“Hi, I’m Chucky! Wanna play?”
Full disclosure: I put Child’s Play on this year’s lineup mainly to dunk on it. There are a few reasons for this: 1, Chucky is a stupid name; and 2, Chucky is a doll, and I’ve never met a doll whose ass I couldn’t kick. So imagine my surprise/dismay when I realized that Child’s Play is actually kind of fun. It doesn’t take itself too seriously, but it’s not a comedy either. It’s one of the few cult movies I’ve seen that justifies its longevity.
The beginning of Child’s Play is, and there’s no other way to put it, crazy as hell. Detective Mike Norris is chasing a serial killer known as the Strangler (real name Charles Lee Ray). Ray’s accomplice flees in a vehicle, stranding him. Norris follows Ray into a toy store, where he mortally wounds him. Knowing his time is up, Ray grabs the nearest toy, utters a Haitian voodoo incantation, and transfers his soul into the toy. Then the store blows up. We’re about five minutes into this movie. Like I said, crazy. I knew the plot of Child’s Play involved a murderer transferring his soul to a doll, but I didn’t know that voodoo was a part of it.
Soon after all this happens, Karen Barclay needs to get her hands on a Good Guys doll for her son’s birthday. They’re in short supply, but a coworker gives Karen a tip, which is apparently “go out back and buy one from the homeless guy.” Which she does. Everything about this is nuts, and no one bats an eye at any of it. Which kinda rules, if I’m being honest. It feels like there are so many ways to get a possessed doll into a child’s hands, and Child’s Play only chose the craziest paths it could go down. You have to respect it.

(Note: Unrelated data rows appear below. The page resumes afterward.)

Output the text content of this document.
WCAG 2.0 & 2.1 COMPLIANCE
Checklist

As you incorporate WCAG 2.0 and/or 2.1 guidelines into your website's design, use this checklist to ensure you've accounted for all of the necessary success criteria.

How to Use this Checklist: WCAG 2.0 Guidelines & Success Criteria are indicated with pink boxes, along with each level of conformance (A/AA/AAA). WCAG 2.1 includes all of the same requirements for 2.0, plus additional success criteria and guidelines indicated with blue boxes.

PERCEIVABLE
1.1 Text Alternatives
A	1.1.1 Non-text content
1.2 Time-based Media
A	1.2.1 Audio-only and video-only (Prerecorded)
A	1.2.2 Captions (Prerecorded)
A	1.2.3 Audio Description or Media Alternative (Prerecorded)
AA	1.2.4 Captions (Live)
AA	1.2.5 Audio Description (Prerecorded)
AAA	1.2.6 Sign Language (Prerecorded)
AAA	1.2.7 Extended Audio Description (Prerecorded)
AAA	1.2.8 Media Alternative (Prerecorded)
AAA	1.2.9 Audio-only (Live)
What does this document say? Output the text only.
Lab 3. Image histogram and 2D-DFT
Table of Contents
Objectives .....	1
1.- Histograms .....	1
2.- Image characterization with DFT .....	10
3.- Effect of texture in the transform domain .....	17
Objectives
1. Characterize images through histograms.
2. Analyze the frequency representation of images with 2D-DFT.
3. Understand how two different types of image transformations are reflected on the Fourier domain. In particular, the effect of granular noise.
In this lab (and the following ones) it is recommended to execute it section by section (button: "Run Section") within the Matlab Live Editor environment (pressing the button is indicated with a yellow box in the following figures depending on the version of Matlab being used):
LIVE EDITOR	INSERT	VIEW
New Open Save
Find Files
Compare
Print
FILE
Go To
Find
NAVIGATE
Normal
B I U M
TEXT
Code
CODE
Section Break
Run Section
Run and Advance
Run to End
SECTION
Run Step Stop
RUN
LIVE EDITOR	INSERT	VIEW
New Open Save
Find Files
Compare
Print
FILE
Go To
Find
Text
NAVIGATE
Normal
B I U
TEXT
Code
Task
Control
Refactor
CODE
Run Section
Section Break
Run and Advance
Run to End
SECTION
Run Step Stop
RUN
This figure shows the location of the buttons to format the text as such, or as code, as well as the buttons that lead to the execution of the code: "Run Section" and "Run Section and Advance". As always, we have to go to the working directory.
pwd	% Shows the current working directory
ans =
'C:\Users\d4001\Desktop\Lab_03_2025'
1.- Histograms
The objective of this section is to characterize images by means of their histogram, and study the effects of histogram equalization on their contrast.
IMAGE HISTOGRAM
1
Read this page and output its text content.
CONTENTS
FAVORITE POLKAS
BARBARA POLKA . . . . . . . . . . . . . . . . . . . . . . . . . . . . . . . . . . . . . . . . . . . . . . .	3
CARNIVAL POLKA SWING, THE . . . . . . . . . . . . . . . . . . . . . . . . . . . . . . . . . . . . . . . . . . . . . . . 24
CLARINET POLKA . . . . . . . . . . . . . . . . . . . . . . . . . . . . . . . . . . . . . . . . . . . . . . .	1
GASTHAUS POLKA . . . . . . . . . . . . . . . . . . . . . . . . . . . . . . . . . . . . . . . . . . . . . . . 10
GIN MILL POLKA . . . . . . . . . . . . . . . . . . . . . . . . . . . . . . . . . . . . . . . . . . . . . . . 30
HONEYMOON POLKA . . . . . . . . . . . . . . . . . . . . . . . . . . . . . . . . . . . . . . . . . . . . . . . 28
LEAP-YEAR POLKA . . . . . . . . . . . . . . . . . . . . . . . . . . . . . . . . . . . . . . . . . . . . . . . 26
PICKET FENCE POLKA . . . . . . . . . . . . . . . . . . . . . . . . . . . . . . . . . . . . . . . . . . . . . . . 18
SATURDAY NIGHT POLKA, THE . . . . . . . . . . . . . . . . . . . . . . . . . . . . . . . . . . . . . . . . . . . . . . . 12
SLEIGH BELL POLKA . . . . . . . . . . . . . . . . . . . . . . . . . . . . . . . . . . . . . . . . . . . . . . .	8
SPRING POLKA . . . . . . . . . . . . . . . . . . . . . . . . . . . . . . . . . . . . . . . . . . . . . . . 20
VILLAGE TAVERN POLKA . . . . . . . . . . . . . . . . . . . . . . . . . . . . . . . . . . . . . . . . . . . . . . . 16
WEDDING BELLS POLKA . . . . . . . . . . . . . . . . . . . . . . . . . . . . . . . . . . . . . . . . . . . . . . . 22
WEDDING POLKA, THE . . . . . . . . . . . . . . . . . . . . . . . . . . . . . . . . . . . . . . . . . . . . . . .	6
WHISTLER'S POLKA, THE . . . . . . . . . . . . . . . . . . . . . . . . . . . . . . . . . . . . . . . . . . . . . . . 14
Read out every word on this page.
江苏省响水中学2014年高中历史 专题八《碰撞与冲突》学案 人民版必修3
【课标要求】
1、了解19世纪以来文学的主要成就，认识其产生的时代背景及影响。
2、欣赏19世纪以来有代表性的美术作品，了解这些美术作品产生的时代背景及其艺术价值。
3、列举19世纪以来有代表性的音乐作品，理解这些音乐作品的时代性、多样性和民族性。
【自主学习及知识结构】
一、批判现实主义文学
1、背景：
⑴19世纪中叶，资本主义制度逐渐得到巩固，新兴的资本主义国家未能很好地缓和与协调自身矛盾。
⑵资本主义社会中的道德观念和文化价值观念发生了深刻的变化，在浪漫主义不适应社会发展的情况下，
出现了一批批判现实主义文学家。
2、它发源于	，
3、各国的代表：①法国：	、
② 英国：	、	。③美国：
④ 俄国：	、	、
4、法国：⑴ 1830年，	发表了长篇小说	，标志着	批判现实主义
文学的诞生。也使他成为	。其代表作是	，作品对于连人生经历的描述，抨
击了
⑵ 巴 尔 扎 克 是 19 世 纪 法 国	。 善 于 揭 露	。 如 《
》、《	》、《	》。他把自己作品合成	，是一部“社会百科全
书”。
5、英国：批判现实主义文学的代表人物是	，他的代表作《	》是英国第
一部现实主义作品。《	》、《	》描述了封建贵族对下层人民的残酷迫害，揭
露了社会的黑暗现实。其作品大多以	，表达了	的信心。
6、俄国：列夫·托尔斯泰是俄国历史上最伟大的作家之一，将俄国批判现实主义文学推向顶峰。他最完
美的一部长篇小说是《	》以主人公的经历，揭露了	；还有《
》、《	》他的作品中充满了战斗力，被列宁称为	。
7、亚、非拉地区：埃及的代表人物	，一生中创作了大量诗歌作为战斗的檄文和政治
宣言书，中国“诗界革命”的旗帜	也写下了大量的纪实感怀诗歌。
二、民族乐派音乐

So obviously the doll starts killing people, and obviously Karen’s son, Andy, is the prime suspect. That sentence makes sense in the world of Child’s Play, which I’m tempted to compare to The Twilight Zone, but it actually is in The Twilight Zone episode “Living Doll.” Except this movie has more of a sense of humor. It knows that hearing a doll say “Fuck you” in Brad Dourif’s voice is funny. But I wouldn’t exactly label this a horror comedy, because there are some pretty grisly moments as well. Chucky takes a voodoo doll and uses it to torture a man by breaking his limbs, before ultimately killing him by stabbing the doll. It’s a nasty little sequence that sucks the humor out of the film, which is absolutely meant as a compliment.
Brad Dourif was a real coup for this movie. He’s an actor with incredible range, at home in anything from Wise Blood to Deadwood to The Two Towers. He’s able to be funny, sleazy, and menacing all at once. And he clearly has fun playing Chucky; he reprised the role in every Chucky film until last year’s Child’s Play remake, in which Mark Hamill took voiceover duties. Chris Sarandon is solid as Norris, but it’s mostly just nice seeing Sarandon on screen. He never winks at the audience; in fact, no one gives the impression that they’re too good for this killer doll movie. Child’s Play treads a fine line between self-seriousness and parody, and does so ably. This is a genuine horror movie about a doll possessed by a serial killer. It takes itself about as seriously as that sentence can be taken, which it turns out is just the right amount.
And that’s a wrap on 31 Days of Fright! I haven’t successfully completed this column since 2017, so man does it feel good to go the whole stretch. I thought about ranking every film I’ve watched, but that sounded boring. I’ll say the best ones were The Changeling, Train to Busan, and Suspiria (2018). There were no real stinkers this year – nothing on the level of Friday the 13th or Scream 3 – except maybe Verotika, but that’s the kind of bad that you need to see as soon as possible. Let me know if you have any suggestions for next year. And happy Halloween!